It could have been drawn by Gabrielle Chanel herself. Black. White. The timeless elegance of contrasts and clean lines. The J12 is shot through with the essence of Chanel, and yet owes nothing to Coco’s impeccable eye. This horological stroke of genius, as fresh today as eighteen years ago, is the work of Jacques Helleu, the late lamented artistic director who thirteen years earlier had taken Chanel into the world of watches with the Première. Back then, industry insiders were dubitative as to a Haute Couture house’s inclinations to break into watchmaking territory. When the J12 was launched, the barriers came down.
The ceramic revolution
Mademoiselle Chanel firmly believed that “black has everything. So has white. They have absolute beauty. They are a perfect match.” The J12 put the seal on their union and, at the same time, dropped a stylistic bombshell. High-tech ceramic had barely made inroads into watchmaking. Only Rado had thus far dared bet on this innovative and equally hard-to-machine material, with a collection unveiled in 1986. It would be down to the J12 to kickstart the trend, and spark something of a media frenzy in the process.

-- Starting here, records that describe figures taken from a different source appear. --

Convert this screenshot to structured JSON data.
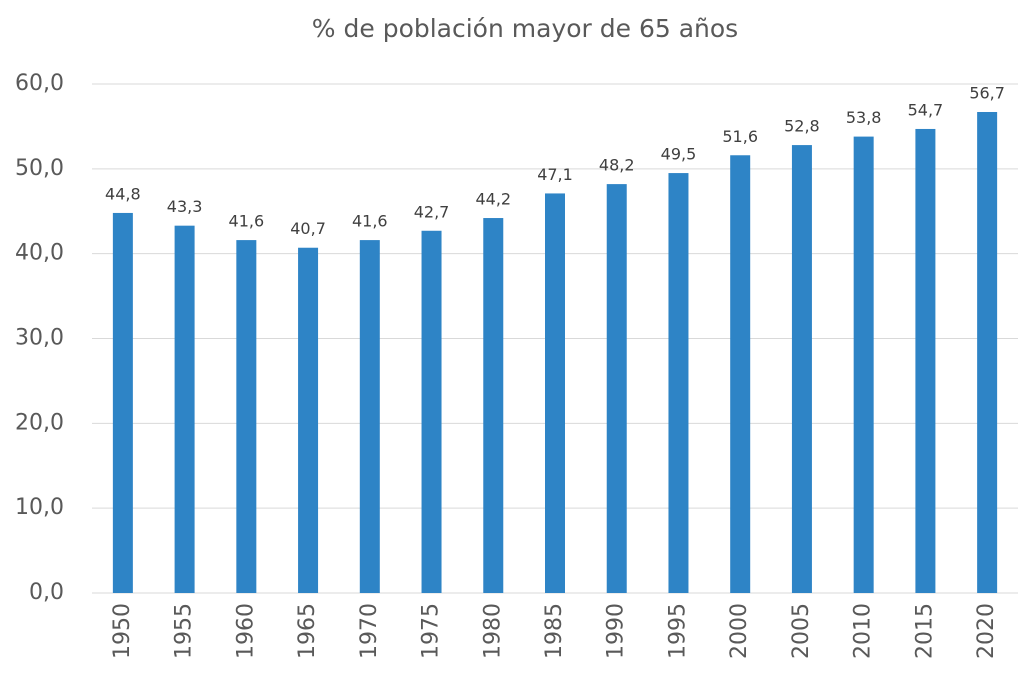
{
  "chart_data": {
    "type": "bar",
    "title": "% de población mayor de 65 años",
    "categories": [
      "1950",
      "1955",
      "1960",
      "1965",
      "1970",
      "1975",
      "1980",
      "1985",
      "1990",
      "1995",
      "2000",
      "2005",
      "2010",
      "2015",
      "2020"
    ],
    "values": [
      44.8,
      43.3,
      41.6,
      40.7,
      41.6,
      42.7,
      44.2,
      47.1,
      48.2,
      49.5,
      51.6,
      52.8,
      53.8,
      54.7,
      56.7
    ],
    "value_labels": [
      "44,8",
      "43,3",
      "41,6",
      "40,7",
      "41,6",
      "42,7",
      "44,2",
      "47,1",
      "48,2",
      "49,5",
      "51,6",
      "52,8",
      "53,8",
      "54,7",
      "56,7"
    ],
    "color": "#2e84c6",
    "ylim": [
      0,
      60
    ],
    "yticks": [
      {
        "value": 0,
        "label": "0,0"
      },
      {
        "value": 10,
        "label": "10,0"
      },
      {
        "value": 20,
        "label": "20,0"
      },
      {
        "value": 30,
        "label": "30,0"
      },
      {
        "value": 40,
        "label": "40,0"
      },
      {
        "value": 50,
        "label": "50,0"
      },
      {
        "value": 60,
        "label": "60,0"
      }
    ],
    "grid": true
  }
}
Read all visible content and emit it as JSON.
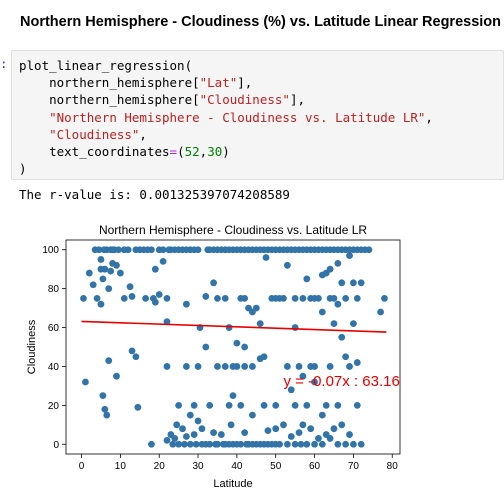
{
  "notebook": {
    "heading": "Northern Hemisphere - Cloudiness (%) vs. Latitude Linear Regression",
    "prompt": ":",
    "code": {
      "fn_call": "plot_linear_regression(",
      "arg1_prefix": "northern_hemisphere[",
      "arg1_key": "\"Lat\"",
      "arg1_suffix": "],",
      "arg2_prefix": "northern_hemisphere[",
      "arg2_key": "\"Cloudiness\"",
      "arg2_suffix": "],",
      "arg3": "\"Northern Hemisphere - Cloudiness vs. Latitude LR\"",
      "arg3_suffix": ",",
      "arg4": "\"Cloudiness\"",
      "arg4_suffix": ",",
      "arg5_name": "text_coordinates",
      "arg5_eq": "=",
      "arg5_open": "(",
      "arg5_x": "52",
      "arg5_comma": ",",
      "arg5_y": "30",
      "arg5_close": ")",
      "close": ")"
    },
    "output": "The r-value is: 0.001325397074208589"
  },
  "colors": {
    "points": "#3274a8",
    "regression": "#e60000",
    "annotation": "#e60000",
    "code_string": "#BA2121",
    "code_number": "#008000"
  },
  "chart_data": {
    "type": "scatter",
    "title": "Northern Hemisphere - Cloudiness vs. Latitude LR",
    "xlabel": "Latitude",
    "ylabel": "Cloudiness",
    "xlim": [
      -4,
      82
    ],
    "ylim": [
      -5,
      105
    ],
    "xticks": [
      0,
      10,
      20,
      30,
      40,
      50,
      60,
      70,
      80
    ],
    "yticks": [
      0,
      20,
      40,
      60,
      80,
      100
    ],
    "grid": false,
    "regression": {
      "slope": -0.07,
      "intercept": 63.16,
      "x_start": 0,
      "x_end": 78.5
    },
    "annotation": {
      "text": "y = -0.07x : 63.16",
      "x": 52,
      "y": 30
    },
    "points": [
      [
        0.5,
        75
      ],
      [
        1,
        32
      ],
      [
        2,
        88
      ],
      [
        3,
        82
      ],
      [
        3.5,
        100
      ],
      [
        4,
        75
      ],
      [
        4.5,
        100
      ],
      [
        5,
        95
      ],
      [
        5,
        90
      ],
      [
        5,
        72
      ],
      [
        5.5,
        85
      ],
      [
        5.5,
        25
      ],
      [
        5.8,
        100
      ],
      [
        6,
        90
      ],
      [
        6,
        18
      ],
      [
        6.5,
        15
      ],
      [
        6.5,
        100
      ],
      [
        7,
        80
      ],
      [
        7,
        43
      ],
      [
        7.5,
        100
      ],
      [
        7.5,
        89
      ],
      [
        8,
        100
      ],
      [
        8,
        93
      ],
      [
        8.5,
        100
      ],
      [
        9,
        92
      ],
      [
        9,
        35
      ],
      [
        9.5,
        100
      ],
      [
        10,
        88
      ],
      [
        11,
        75
      ],
      [
        11,
        100
      ],
      [
        12,
        100
      ],
      [
        12.5,
        81
      ],
      [
        13,
        76
      ],
      [
        13,
        48
      ],
      [
        14,
        100
      ],
      [
        14,
        45
      ],
      [
        14.5,
        19
      ],
      [
        15,
        100
      ],
      [
        16,
        100
      ],
      [
        16.5,
        75
      ],
      [
        17,
        100
      ],
      [
        18,
        100
      ],
      [
        18,
        0
      ],
      [
        18.5,
        75
      ],
      [
        19,
        73
      ],
      [
        19,
        90
      ],
      [
        20,
        100
      ],
      [
        20,
        77
      ],
      [
        21,
        100
      ],
      [
        21,
        94
      ],
      [
        22,
        75
      ],
      [
        22,
        63
      ],
      [
        22,
        40
      ],
      [
        22,
        2
      ],
      [
        22.5,
        100
      ],
      [
        23,
        100
      ],
      [
        23,
        5
      ],
      [
        23.5,
        0
      ],
      [
        24,
        3
      ],
      [
        24,
        100
      ],
      [
        24.5,
        10
      ],
      [
        25,
        100
      ],
      [
        25,
        20
      ],
      [
        25,
        0
      ],
      [
        26,
        100
      ],
      [
        26,
        8
      ],
      [
        26.5,
        0
      ],
      [
        27,
        72
      ],
      [
        27,
        40
      ],
      [
        27,
        100
      ],
      [
        27,
        4
      ],
      [
        28,
        100
      ],
      [
        28,
        15
      ],
      [
        28,
        0
      ],
      [
        29,
        100
      ],
      [
        29,
        20
      ],
      [
        29,
        5
      ],
      [
        29.5,
        0
      ],
      [
        30,
        40
      ],
      [
        30,
        100
      ],
      [
        30,
        12
      ],
      [
        30.5,
        60
      ],
      [
        31,
        0
      ],
      [
        31,
        8
      ],
      [
        32,
        76
      ],
      [
        32,
        50
      ],
      [
        32,
        0
      ],
      [
        32.5,
        100
      ],
      [
        33,
        100
      ],
      [
        33,
        20
      ],
      [
        33,
        0
      ],
      [
        34,
        100
      ],
      [
        34,
        83
      ],
      [
        34,
        6
      ],
      [
        34.5,
        0
      ],
      [
        35,
        100
      ],
      [
        35,
        75
      ],
      [
        35,
        40
      ],
      [
        35,
        0
      ],
      [
        36,
        100
      ],
      [
        36,
        5
      ],
      [
        36.5,
        0
      ],
      [
        37,
        100
      ],
      [
        37,
        100
      ],
      [
        37,
        75
      ],
      [
        37,
        40
      ],
      [
        37,
        0
      ],
      [
        38,
        100
      ],
      [
        38,
        60
      ],
      [
        38,
        20
      ],
      [
        38,
        0
      ],
      [
        38.5,
        10
      ],
      [
        39,
        100
      ],
      [
        39,
        40
      ],
      [
        39,
        25
      ],
      [
        39,
        0
      ],
      [
        40,
        100
      ],
      [
        40,
        52
      ],
      [
        40,
        40
      ],
      [
        40,
        0
      ],
      [
        41,
        100
      ],
      [
        41,
        75
      ],
      [
        41,
        20
      ],
      [
        41,
        0
      ],
      [
        42,
        100
      ],
      [
        42,
        75
      ],
      [
        42,
        50
      ],
      [
        42,
        40
      ],
      [
        42,
        6
      ],
      [
        42.5,
        0
      ],
      [
        43,
        100
      ],
      [
        43,
        70
      ],
      [
        43,
        0
      ],
      [
        44,
        100
      ],
      [
        44,
        68
      ],
      [
        44,
        40
      ],
      [
        44,
        15
      ],
      [
        44,
        0
      ],
      [
        45,
        100
      ],
      [
        45,
        70
      ],
      [
        45,
        0
      ],
      [
        46,
        100
      ],
      [
        46,
        62
      ],
      [
        46,
        44
      ],
      [
        46,
        0
      ],
      [
        47,
        100
      ],
      [
        47,
        45
      ],
      [
        47,
        20
      ],
      [
        47,
        0
      ],
      [
        47.5,
        96
      ],
      [
        48,
        100
      ],
      [
        48,
        7
      ],
      [
        48,
        0
      ],
      [
        49,
        100
      ],
      [
        49,
        75
      ],
      [
        49,
        0
      ],
      [
        50,
        100
      ],
      [
        50,
        75
      ],
      [
        50,
        20
      ],
      [
        50,
        8
      ],
      [
        50,
        0
      ],
      [
        51,
        100
      ],
      [
        51,
        75
      ],
      [
        51,
        0
      ],
      [
        52,
        100
      ],
      [
        52,
        75
      ],
      [
        52,
        10
      ],
      [
        53,
        100
      ],
      [
        53,
        92
      ],
      [
        53,
        40
      ],
      [
        53,
        0
      ],
      [
        54,
        100
      ],
      [
        54,
        28
      ],
      [
        54,
        4
      ],
      [
        55,
        100
      ],
      [
        55,
        75
      ],
      [
        55,
        60
      ],
      [
        55,
        20
      ],
      [
        55,
        0
      ],
      [
        56,
        100
      ],
      [
        56,
        40
      ],
      [
        56,
        6
      ],
      [
        56.5,
        0
      ],
      [
        57,
        100
      ],
      [
        57,
        75
      ],
      [
        57,
        35
      ],
      [
        57,
        10
      ],
      [
        58,
        100
      ],
      [
        58,
        85
      ],
      [
        58,
        20
      ],
      [
        58,
        0
      ],
      [
        59,
        100
      ],
      [
        59,
        75
      ],
      [
        59,
        40
      ],
      [
        59,
        8
      ],
      [
        60,
        100
      ],
      [
        60,
        75
      ],
      [
        60,
        40
      ],
      [
        60,
        32
      ],
      [
        60,
        0
      ],
      [
        61,
        100
      ],
      [
        61,
        75
      ],
      [
        61,
        3
      ],
      [
        62,
        100
      ],
      [
        62,
        87
      ],
      [
        62,
        68
      ],
      [
        62,
        15
      ],
      [
        62,
        0
      ],
      [
        63,
        100
      ],
      [
        63,
        88
      ],
      [
        63,
        20
      ],
      [
        63,
        5
      ],
      [
        64,
        100
      ],
      [
        64,
        90
      ],
      [
        64,
        75
      ],
      [
        64,
        40
      ],
      [
        64,
        3
      ],
      [
        65,
        100
      ],
      [
        65,
        75
      ],
      [
        65,
        62
      ],
      [
        65,
        8
      ],
      [
        66,
        100
      ],
      [
        66,
        93
      ],
      [
        66,
        72
      ],
      [
        66,
        20
      ],
      [
        66,
        0
      ],
      [
        67,
        100
      ],
      [
        67,
        83
      ],
      [
        67,
        55
      ],
      [
        67,
        10
      ],
      [
        68,
        100
      ],
      [
        68,
        75
      ],
      [
        68,
        45
      ],
      [
        68,
        0
      ],
      [
        69,
        100
      ],
      [
        69,
        97
      ],
      [
        69,
        40
      ],
      [
        69,
        5
      ],
      [
        70,
        100
      ],
      [
        70,
        83
      ],
      [
        70,
        62
      ],
      [
        70,
        0
      ],
      [
        71,
        100
      ],
      [
        71,
        75
      ],
      [
        71,
        42
      ],
      [
        71,
        20
      ],
      [
        72,
        100
      ],
      [
        72,
        83
      ],
      [
        72,
        0
      ],
      [
        73,
        100
      ],
      [
        74,
        100
      ],
      [
        77,
        68
      ],
      [
        78,
        75
      ]
    ]
  }
}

As always at Chanel, design came first, technique followed. Jacques Helleu sat down and asked himself the basic question, how could he do credit to Gabrielle Chanel’s beloved black, and how could he elevate its intensity? Ceramic quickly emerged as the perfect solution. This innovative material offers numerous advantages. Six times harder than steel, it is scratchproof, hypoallergenic and naturally adapts to the temperature of the skin. It is also highly complex to produce. Undeterred, Chanel put together its own formula, a blend of zirconium dioxide (zirconia) and yttrium oxide (yttria) powders, natural minerals, pigments and a binding agent which is heated to over 1,000°C. Machine-polished in successive stages, the result is striking. The J12’s sporty silhouette, which Jacques Helleu had imagined as simple and essential, is draped in absolute black. The ceramic case is topped by a wide bezel with a notched steel surround. The bracelet wraps its three rows of articulated links around the wrist, as supple as a second skin. Black has the final say on the dial too, interrupted only by twelve Arabic numerals, the railroad minute track in the centre, and the “Automatic” inscription that leaves no doubt as to the mechanical nature of the movement.
The J12 sparked a media frenzy. Better still, it was declared an icon of twenty-first-century watchmaking.
From the moment it landed, the J12 took the market by storm. Journalists described it as nothing less than a phenomenon. Better still, it was declared an icon of twenty-first-century watchmaking. Understandably, given this rapturous welcome, barely three years later Chanel launched a new iteration in white ceramic, its almost opalescent sheen a reminder of the camelia Gabrielle Chanel wore in her buttonhole. As demand continued to grow, Chanel integrated the expertise of its ceramics manufacturer, G&F Châtelain, in La Chaux-de-Fonds. The J12’s whirlwind success inspired new variations with the introduction of a tourbillon in 2005. A further five years on, and more mechanical intricacies found their way into Chanel’s new icon in the form of a retrograde mysterious movement. A new year brought yet another innovation for the J12, which in 2011 became the Chromatic, its forms sculpted from titanium ceramic, the colour of a storm-laden sky, displaying different nuances as the light changes.
From haute couture to high precision
Throughout the years, the J12 has shown itself to be a most versatile design, whether dressed up for evening under a cloak of diamonds or in sports mode with a blue unidirectional rotating bezel. It can be light as a feather as the Superleggera, cut from ceramic and aluminium. Or a stickler for precision when powered by Calibre 3125, personalised by Audemars Piguet for Chanel with a black high-tech ceramic rotor mounted on ceramic bearings. It can be made for the catwalk, more glamorous than ever in its XS version, attached to a cuff in rock-chic leather or hand-embroidered with sequins by Lesage. It even lends itself to a ring, the ultimate accessory for a woman who likes to keep time close at hand. Yet however many versions it inspires, its identity is undiluted. First black. Then white. And the magic of ceramic to crown the unmistakable and elegant lines that Jacques Helleu imagined 18 years ago.